Оппоненты пеняли Антоновой не только прошлым, но и будущим музея, которое казалось им куда более смутным, чем директору ГМИИ. Ни из речи Антоновой, ни тем более из слов других выступавших не складывалось ясного портрета ГМНЗИ, будь он восстановлен. Законсервированное повторение изначального музея невозможно, например, потому, что часть картин из него продана за рубеж.

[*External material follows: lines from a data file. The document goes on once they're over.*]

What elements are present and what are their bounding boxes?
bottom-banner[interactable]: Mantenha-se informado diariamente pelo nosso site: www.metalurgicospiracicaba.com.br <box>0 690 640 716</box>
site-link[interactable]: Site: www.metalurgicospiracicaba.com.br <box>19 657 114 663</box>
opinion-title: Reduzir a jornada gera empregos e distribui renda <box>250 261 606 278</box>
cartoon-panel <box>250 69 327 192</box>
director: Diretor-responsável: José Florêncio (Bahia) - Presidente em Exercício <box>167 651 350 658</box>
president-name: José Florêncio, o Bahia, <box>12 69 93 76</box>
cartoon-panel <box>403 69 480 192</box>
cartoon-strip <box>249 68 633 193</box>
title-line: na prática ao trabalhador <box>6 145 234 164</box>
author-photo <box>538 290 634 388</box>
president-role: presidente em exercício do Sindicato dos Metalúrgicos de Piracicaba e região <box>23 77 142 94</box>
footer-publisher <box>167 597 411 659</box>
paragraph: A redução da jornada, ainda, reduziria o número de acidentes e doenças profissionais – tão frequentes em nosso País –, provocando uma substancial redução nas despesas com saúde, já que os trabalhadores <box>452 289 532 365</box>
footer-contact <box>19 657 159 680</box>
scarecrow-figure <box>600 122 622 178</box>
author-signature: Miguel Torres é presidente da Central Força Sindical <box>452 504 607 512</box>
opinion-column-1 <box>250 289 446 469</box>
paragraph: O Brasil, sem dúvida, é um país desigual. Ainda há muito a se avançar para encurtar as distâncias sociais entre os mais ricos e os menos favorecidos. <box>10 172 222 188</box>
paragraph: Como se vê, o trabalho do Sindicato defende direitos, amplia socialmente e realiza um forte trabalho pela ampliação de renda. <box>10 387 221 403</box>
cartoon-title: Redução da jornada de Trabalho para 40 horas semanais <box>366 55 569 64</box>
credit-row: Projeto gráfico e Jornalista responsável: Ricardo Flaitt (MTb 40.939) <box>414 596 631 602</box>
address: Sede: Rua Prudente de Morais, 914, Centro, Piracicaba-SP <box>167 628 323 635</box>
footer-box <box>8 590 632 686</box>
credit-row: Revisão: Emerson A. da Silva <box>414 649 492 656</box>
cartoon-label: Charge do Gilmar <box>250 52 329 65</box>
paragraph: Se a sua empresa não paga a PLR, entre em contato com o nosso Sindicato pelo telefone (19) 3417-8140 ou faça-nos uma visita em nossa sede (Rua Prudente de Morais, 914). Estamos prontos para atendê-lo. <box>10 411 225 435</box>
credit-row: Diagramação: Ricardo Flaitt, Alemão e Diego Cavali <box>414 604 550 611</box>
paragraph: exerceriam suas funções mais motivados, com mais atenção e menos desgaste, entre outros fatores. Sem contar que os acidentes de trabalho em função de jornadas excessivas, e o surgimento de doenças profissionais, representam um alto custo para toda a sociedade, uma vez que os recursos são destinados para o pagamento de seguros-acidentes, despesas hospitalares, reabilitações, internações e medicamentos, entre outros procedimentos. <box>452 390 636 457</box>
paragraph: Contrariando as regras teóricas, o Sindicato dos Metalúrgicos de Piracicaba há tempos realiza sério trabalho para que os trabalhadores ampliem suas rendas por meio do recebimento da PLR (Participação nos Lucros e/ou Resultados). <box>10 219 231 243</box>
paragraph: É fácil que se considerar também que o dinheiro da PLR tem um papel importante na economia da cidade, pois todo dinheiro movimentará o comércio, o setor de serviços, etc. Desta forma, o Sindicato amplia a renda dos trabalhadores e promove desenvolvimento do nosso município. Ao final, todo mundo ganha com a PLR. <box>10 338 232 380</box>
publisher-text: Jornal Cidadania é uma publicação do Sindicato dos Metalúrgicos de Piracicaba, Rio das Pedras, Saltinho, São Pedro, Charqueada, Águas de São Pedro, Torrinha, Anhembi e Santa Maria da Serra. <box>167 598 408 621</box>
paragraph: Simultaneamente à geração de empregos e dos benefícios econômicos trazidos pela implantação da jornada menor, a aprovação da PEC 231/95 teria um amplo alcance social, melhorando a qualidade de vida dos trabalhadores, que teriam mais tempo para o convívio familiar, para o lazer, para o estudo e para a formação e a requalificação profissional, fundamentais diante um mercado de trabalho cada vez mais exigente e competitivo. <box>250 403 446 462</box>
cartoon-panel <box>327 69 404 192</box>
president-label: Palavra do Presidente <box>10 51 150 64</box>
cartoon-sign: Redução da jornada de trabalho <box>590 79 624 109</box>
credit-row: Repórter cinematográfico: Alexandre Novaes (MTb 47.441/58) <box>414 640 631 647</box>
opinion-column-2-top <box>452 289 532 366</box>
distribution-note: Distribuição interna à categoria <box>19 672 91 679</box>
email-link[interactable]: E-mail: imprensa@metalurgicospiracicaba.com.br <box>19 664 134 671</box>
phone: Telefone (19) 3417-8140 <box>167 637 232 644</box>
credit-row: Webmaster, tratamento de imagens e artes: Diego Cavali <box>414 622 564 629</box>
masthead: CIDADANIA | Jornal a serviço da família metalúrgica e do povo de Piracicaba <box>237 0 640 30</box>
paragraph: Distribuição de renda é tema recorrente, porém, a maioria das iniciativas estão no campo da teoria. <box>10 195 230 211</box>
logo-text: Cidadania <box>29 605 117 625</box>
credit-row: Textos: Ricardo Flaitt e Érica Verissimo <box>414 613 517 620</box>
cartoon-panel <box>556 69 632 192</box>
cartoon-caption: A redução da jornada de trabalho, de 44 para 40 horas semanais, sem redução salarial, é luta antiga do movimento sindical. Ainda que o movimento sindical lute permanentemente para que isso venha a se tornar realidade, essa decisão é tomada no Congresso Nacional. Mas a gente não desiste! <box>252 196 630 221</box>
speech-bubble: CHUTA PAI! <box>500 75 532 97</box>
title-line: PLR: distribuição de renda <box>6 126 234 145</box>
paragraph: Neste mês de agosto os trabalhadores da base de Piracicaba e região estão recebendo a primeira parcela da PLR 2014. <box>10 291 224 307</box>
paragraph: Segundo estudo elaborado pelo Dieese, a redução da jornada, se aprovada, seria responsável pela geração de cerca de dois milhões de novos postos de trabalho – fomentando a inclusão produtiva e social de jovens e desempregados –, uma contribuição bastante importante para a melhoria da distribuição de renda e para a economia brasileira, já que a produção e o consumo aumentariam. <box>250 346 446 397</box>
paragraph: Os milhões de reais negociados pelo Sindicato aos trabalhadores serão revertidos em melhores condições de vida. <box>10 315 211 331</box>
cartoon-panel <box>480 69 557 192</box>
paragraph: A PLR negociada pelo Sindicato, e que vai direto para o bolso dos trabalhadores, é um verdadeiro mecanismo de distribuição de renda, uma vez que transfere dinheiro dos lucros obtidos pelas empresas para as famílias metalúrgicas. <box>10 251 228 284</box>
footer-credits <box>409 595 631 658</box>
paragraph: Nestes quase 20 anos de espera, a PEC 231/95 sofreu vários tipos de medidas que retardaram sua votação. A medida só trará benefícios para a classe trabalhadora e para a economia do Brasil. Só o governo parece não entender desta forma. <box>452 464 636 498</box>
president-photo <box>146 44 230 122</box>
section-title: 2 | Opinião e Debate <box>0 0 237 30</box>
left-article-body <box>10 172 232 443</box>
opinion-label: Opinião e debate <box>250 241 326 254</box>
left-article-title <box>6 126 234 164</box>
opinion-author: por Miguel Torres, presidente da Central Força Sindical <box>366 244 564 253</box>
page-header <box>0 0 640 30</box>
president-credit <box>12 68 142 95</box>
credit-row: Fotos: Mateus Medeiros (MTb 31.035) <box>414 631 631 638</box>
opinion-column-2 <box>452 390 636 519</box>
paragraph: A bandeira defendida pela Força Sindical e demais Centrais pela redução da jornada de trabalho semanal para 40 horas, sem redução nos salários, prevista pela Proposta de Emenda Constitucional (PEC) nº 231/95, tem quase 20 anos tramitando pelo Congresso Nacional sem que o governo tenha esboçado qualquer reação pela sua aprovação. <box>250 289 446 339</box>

Если Антонова видит новый ГМНЗИ как памятник дореволюционным коллекциям Щукина и Морозова, то этого тоже не получится: Морозов собирал в том числе и русское искусство, а это значит, что под внутримузейную реституцию в таком случае попадут и Третьяковка, и другие собрания. Наконец, можно воспринимать название Музея нового западного искусства не идиоматически, а буквально — однако, как выразилась глава кремлевских музеев Елена Гагарина, «современному зрителю такая концепция нового западного искусства показалась бы забавной». А если и правда России нужен отдельный современный музей той эпохи, говорили эксперты, то он фактически уже есть: его создает тот же Пиотровский в восточном крыле Главного штаба.

Антонова, правда, в какой-то момент попыталась защитить именно версию живого музея: напомнила, что руководители ГМНЗИ Борис Терновец и Сергей Лобанов пополняли коллекцию, покупая, например, картины немецких художников, а значит, и новый музей мог бы развиваться («Это же выходит за рамки концепции реабилитации музея!» — крикнули из зала. «Но Эрмитаж же развивался со времен Екатерины Второй!» — парировала директор). Более того, если концепция супермузея нового искусства сейчас не представима без русских художников, то и их мы найдем, рассуждала Антонова: Пушкинский музей готов щедро распахнуть хранилища своего Музея личных коллекций и поделиться собраниями Рихтера, Серебряковой, Родченко, Тышлера, Штеренберга... Видно было, что мечта влечет директора ГМИИ за собой.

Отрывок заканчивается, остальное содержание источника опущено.